Communication Information

Remote Connection

Slides

Talks can be deposited in the directory /group/halld/www/halldweb/html/talks/2015 on the JLab CUE. This directory is accessible from the web at https://halldweb.jlab.org/talks/2016/ .

Minutes

Present:

  • CMU: Curtis Meyer
  • FIU: Mahmoud Kamel
  • JLab: Amber Boehnlein, Eugene Chudakov, Mark Ito (chair), David Lawrence, Paul Mattione, Dmitry Romanov, Nathan Sparks, Simon Taylor, Beni Zihlmann
  • NU: Sean Dobbs
  • UConn: James McIntyre

Announcements

Review of minutes from December 9

Sean raised the issue of deleting old pull-request builds last time. Mark implemented auto-deletion of builds older than a month via cron job.

HEP Software Foundation

Amber gave a summary of an effort to collect information and encourage collaboration on software systems among high-energy and nuclear physics collaborations. The approach is community-based. See her slides for details. The Foundation has a website at http://hepsoftwarefoundation.org/ . The "knowledge base" is hosted at http://hepsoftware.org/ and Amber has already added GlueX. More links are planned.

She highlighted the Packaging Working Group, which is collecting information on systems for software distribution within collaborations. She encouraged interested parties to subscribe to the mailing list, hep-sf-packaging-wg@googlegroups.com .

She also told us about Exascale-2015, a project aiming at a machine of hundreds of petaflops. There will be a workshop this summer to discuss nuclear physics applications including experimental tasks.

Offline Monitoring

Paul gave the report. He showed us results from the most recent launches, just before the holidays. He did a launch on Spring 15 and Fall 15 data sets. He pointed us to the Run Browser, Run 4319 as an example. One can clearly pi zeros in the BCAL.

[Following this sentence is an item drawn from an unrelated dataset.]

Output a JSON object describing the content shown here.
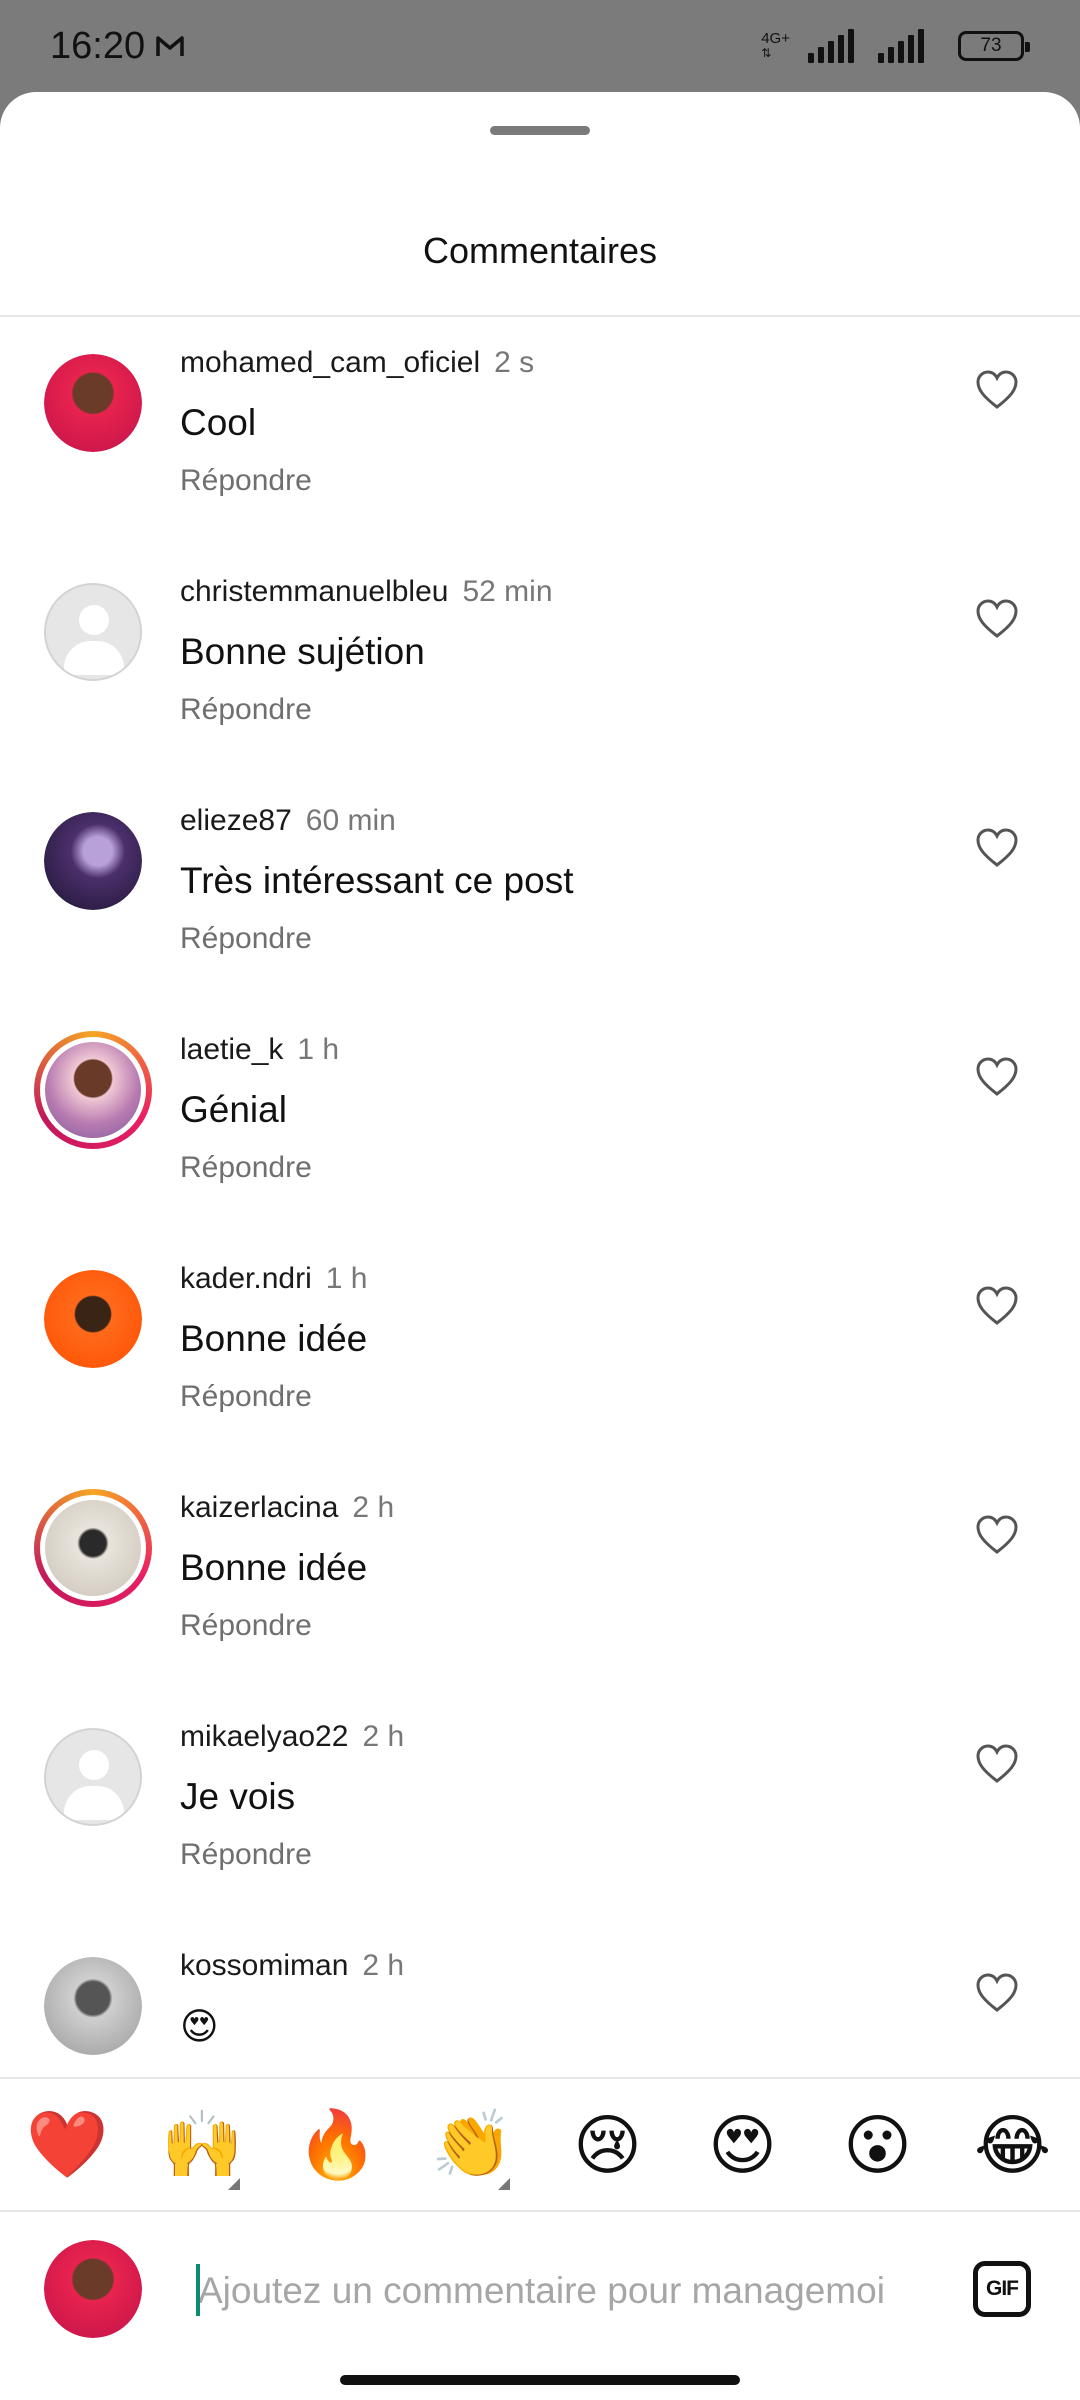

The transition from the old offline monitoring database to the RCDB is in progress. Some info in the browser is compromised as a result. Dmitry pointed out some of the features of the RCDB data viewer at https://halldweb.jlab.org/rcdb .

Geant4 Update

David has succeeded in build a new version of the CPP simulation using Geant 4.10.2 and Clang 3.7.0. He reports that the problem with multi-threaded processing he had seen with previous Geant versions has been fixed. Event rate scales with number of threads. He sees some small differences between multi-threaded enabled code run with one thread versus single-threaded code.

He has added a new generator to sim-recon. It produces muon pairs with a coherent photon beam, including polarization effects. The pair productions code was adopted from Geant4 and the coherent photon generator adopted from Richard Jones's code.

Upgrade Xerces C++ from 3.1.1 to 3.1.2

Version 3.1.2 of the Xerces C++ library came out last March. Mark flashed the release notes. Mark has built it on all of he platforms and tested it on RHEL7 with the b1pi test suite. Nathan has been using this version for his work for months now. We will upgrade to this version in the near future.

More generally, we had a discussion on how to handle future version upgrades for the low-level software packages that we rely on. Upgrades can be disruptive since they force everyone to build a new version of the package itself and recompile all packages that depend on it.

During the discussion we spent some time on the plan for going from GCC 4.4 to 4.8. GCC 4.4 is the default on RHEL/CentOS 6, which appears to be common throughout the collaboration. The latest Geant4 and ROOT6 both require 4.8 at least.

Curtis suggested we poll the collaboration about which compilers people are using at their home institutions.

As far as implementing a change, David suggested making decisions at Offline meetings, issuing an announcement in advance of any change giving people time to object.

Review of recent pull requests

We skimmed through the list going back to early December.

Data Challenge 3

Mark has generated the fake raw data using recent software, 5000 files of 10 GB each. This was done just before the break.

Future Commissioning Simulations

Mark generated a hundred jobs using Tegan's new BCAL code at Sean's request. Sean will look over the results.

New HDPM Documentation

Nathan has transitioned to using the GitHub built-in wiki for Hall D Package Manager documentation. Find it at https://github.com/JeffersonLab/hdpm/wiki .

Intentional gaps in the sequence of run numbers

We continued the discussion of encoding some additional information into run numbers (for real data).

There are two possible advantages:

1) Predictability of run numbers for a future run period.

We have had a policy of setting the run number in Monte Carlo data to match that of real data when that Monte Carlo is supposed to emulate conditions of real runs. This is fine after the run is over, but when creating simulated data for a future run, it is hard to guess what the run numbers will be. Since the run number is encoded in each event of the simulated data, it is hard to change after the fact. If we had a regular scheme for run numbers where those numbers indicate the run period, this problem would be solved.

2) Run number as an identifier of past run periods.

If there was a known correspondence between run period and run number, then file identification is easier. The idea can be extended to have fields for run period, Julian date, and intra-day index for finer grained identification, as is done by STAR.

Traditionally, of course, run numbers increment by one from run to run no matter what. And that seems to have always worked in the past.

We settled on a scheme at the last offline meeting and decided to propose it to the Collaboration, mainly to have something concrete to discuss. The idea is to always start a run period at an increment of 10,000. So far we have used 4,000+ runs, so this Spring run starts with run 10,000 and when we run in Fall we start with 20,000. And so on. In the highly unlikely case of using more than 10k runs in a period, we just skip to the next increment of 10k. Our understanding is this is not hard to implement in the data acquisition system.